I love many aspects of evidence-based medicine. This is what we call it when we gather information from widespread clinical trials to guide our management strategies. However, on any given day, you should know that more than half of the patients that I see would never be enrolled in a clinical trial. Why? There are many reasons, but in most instances, there are just too many complexities. Patients with “square-like” symptoms don’t always fit in “round-like” holes typically required for clinical studies.

For example, one of our landmark cardiology trials published last decade studied the optimal management strategy for patients with coronary artery disease. This is arguably the most common disease process that I manage on a daily basis. Of the 36,000 patients screened for this trial, less than 10% of that population actually met the trial’s enrollment criteria. In fact, only 6% of all patients screened ended up being a participant. Conclude whatever you want to from its results, but at best, you are merely gaining an understanding of how to treat the 6% of the population studied. What about the other 94%? How should those patients be managed? Previously, I would have told you to ask your doctor, but he or she just might be too tied up working as an information technology wizard for the government.

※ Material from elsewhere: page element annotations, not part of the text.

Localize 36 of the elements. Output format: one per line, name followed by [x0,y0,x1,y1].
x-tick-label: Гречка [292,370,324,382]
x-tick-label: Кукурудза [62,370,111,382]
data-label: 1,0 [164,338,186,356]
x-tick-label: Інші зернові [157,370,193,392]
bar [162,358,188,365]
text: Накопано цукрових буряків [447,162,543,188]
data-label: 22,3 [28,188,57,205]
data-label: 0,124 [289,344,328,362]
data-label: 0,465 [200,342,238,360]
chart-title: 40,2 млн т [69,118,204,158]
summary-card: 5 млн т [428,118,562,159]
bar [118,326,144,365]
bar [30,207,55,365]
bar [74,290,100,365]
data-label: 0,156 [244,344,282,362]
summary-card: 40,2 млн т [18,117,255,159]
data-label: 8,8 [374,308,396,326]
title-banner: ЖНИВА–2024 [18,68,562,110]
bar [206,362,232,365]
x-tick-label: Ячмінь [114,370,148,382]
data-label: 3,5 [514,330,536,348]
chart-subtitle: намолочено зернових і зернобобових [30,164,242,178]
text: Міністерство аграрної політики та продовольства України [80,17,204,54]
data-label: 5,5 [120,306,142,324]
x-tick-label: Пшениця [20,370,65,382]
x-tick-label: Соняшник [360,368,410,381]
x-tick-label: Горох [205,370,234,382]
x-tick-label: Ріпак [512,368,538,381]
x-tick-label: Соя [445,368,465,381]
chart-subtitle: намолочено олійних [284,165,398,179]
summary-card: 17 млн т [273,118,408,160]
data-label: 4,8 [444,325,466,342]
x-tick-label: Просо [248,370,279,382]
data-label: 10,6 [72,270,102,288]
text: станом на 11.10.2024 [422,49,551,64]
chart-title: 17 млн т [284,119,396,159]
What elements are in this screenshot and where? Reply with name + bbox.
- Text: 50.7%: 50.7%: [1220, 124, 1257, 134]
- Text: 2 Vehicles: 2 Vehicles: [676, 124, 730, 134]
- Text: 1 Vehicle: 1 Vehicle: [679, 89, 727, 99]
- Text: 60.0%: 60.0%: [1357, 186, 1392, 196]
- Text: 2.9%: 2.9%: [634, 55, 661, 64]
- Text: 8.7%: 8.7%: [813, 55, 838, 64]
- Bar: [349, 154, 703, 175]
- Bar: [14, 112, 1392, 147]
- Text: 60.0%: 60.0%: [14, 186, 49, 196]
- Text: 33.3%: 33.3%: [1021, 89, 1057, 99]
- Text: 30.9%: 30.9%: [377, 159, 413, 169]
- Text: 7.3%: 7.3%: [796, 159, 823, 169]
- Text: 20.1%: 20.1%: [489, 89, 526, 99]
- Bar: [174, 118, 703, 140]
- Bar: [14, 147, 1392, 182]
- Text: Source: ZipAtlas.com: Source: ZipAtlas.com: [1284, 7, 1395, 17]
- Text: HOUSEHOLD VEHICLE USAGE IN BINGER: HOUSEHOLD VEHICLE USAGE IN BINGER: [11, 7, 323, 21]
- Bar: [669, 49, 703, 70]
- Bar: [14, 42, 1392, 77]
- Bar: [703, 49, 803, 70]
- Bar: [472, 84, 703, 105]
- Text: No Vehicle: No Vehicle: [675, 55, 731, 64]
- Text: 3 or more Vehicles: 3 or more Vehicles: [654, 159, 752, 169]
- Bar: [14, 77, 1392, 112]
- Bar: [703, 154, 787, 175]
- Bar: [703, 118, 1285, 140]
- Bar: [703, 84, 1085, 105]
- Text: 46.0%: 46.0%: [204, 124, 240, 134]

You see, its burdensome things like PQRS that are causing physicians to get out of medicine. Think about any issues you may have had recently interacting with your doctor’s office. Wait times? Impersonal nature of your physician? Everyone too busy typing on a computer screen to look you in the face? Too much time spent filling out insurance paperwork and too little time left to visit with your doctor?

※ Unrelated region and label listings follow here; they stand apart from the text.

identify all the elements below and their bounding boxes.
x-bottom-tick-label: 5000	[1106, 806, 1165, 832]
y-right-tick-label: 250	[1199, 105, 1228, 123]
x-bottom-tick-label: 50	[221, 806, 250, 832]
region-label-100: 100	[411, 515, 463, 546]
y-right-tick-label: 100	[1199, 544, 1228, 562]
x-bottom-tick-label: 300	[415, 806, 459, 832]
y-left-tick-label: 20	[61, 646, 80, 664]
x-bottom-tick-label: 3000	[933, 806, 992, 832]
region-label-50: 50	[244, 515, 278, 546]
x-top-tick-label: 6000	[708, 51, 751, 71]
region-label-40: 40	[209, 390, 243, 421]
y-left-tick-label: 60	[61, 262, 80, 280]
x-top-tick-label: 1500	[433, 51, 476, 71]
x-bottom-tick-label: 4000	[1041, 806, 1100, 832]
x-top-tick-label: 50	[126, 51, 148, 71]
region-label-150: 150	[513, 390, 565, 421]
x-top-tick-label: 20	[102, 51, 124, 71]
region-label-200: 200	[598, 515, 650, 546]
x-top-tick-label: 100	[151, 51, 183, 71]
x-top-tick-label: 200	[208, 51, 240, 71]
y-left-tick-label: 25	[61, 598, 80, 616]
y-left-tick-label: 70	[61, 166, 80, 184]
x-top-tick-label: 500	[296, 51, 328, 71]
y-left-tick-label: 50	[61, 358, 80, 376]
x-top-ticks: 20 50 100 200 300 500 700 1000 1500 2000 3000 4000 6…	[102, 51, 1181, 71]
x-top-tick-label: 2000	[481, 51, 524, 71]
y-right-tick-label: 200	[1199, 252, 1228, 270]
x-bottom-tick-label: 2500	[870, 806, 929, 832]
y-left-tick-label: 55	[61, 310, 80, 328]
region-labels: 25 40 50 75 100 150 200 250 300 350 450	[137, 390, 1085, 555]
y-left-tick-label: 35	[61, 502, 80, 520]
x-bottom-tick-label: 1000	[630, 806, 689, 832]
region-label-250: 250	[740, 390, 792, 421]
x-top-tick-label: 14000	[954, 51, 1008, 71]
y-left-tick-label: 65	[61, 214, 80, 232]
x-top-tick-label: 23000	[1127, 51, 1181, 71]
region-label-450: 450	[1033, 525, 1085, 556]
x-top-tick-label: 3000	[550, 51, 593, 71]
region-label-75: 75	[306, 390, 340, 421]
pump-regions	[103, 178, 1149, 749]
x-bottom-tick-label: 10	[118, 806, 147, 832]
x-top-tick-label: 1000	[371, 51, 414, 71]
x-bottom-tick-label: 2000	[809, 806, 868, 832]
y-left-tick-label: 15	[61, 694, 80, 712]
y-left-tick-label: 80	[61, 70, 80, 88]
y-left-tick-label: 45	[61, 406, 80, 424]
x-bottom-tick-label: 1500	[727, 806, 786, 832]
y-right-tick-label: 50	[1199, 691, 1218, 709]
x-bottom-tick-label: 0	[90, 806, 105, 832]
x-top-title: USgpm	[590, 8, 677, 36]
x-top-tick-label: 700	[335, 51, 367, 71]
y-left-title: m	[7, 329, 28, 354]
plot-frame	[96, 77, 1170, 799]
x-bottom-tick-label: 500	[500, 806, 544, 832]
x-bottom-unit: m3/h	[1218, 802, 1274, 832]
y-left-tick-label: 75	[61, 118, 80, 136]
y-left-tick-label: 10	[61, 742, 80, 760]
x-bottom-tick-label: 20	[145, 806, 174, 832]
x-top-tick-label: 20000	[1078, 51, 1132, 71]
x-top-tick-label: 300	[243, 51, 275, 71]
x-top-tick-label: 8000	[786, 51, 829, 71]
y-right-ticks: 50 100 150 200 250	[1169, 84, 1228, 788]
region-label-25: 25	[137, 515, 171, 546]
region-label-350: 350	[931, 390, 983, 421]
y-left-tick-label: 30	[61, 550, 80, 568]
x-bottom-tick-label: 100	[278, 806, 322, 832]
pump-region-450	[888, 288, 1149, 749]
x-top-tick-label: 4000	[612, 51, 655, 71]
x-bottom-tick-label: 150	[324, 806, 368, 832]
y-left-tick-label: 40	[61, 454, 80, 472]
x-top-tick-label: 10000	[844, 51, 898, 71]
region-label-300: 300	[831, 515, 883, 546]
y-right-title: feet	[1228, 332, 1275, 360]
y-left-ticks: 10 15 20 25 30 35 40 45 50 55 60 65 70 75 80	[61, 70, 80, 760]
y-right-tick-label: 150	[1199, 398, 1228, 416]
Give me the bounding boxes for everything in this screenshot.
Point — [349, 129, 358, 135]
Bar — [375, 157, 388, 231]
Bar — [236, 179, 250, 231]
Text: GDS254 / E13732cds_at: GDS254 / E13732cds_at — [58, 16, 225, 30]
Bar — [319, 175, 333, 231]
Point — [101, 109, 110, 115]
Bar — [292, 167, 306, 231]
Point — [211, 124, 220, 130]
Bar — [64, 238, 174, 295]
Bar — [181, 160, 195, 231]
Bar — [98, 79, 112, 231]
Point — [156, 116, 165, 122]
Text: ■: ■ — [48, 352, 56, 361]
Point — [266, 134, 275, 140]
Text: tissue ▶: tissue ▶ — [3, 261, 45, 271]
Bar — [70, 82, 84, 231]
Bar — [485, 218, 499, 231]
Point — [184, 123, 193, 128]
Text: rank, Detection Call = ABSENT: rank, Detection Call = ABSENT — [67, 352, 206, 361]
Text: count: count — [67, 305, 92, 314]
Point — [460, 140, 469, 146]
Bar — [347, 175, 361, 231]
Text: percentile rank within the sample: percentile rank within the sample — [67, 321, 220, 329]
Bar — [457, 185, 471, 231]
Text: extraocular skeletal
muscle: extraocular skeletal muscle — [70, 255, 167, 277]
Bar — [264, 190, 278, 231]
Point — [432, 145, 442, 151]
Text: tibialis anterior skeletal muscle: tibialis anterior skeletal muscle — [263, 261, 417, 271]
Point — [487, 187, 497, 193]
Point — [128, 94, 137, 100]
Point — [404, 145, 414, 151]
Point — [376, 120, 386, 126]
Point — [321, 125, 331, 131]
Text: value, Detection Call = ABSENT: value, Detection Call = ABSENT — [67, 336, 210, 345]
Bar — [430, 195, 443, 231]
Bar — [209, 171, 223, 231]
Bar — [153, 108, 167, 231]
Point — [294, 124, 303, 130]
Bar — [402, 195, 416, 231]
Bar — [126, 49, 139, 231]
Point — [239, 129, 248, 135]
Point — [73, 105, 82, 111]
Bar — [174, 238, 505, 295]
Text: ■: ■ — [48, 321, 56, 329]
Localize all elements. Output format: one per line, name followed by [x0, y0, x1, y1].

Don’t let me confuse you. The problem is not the digital world. In fact, I’m in hopes this will ultimately save us. But, most of the problems mentioned above, and then some, have arisen out of the over-regulated and under-innovative digital world CMS has been involved with building since 2009.

In that year, American tax payers funded billions of dollars for what technology entrepreneur Jonathan Bush has since referred to as “Cash for Clunkers” legislation. “[The bill] gave $30 billion,” Bush says, “to buy the very pre-internet systems that all of the doctors and hospitals had already looked at and rejected.” If you follow me around for one day, you’ll learn quickly what he is talking about.

Some people will disagree with me and claim that at least physicians have computers now, and we can start to tweak their systems. Hogwash. We need to rethink our paradigm. You can’t put a propeller plane into space no matter how much you tweak that thing.

The solution is for CMS to get out of measuring quality in medicine, and this clearly requires exiting the business of regulating healthcare technology systems. (I previously explained to you how much that’s hampering things.) CMS can even declare a victory in its own mind on the way out. Just anything to get them to leave the parade.

I get it. No one wants to hear physicians complain. But, I haven’t met one physician yet who wants to be complaining. We want to practice medicine that matters, not computer science, and this is coming from a physician who actually is a computer programmer!

The most concerning thing for all of us is that no one at CMS is even listing. Sure, their secretary of whomever is attending a few meetings and is making a few speeches. I’ve read all those. But, ultimately actions speak, and no drastic ones are coming. If you know any good ways to get CMS to listen, let me know. It would be nice if they could hear us before spending another billion dollars formulating conclusions about this meaningless PQRS data. You know what Everett Dirksen said: “A billion here, a billion there, and pretty soon you’re talking about real money.”

Frankly, CMS can keep my two percent.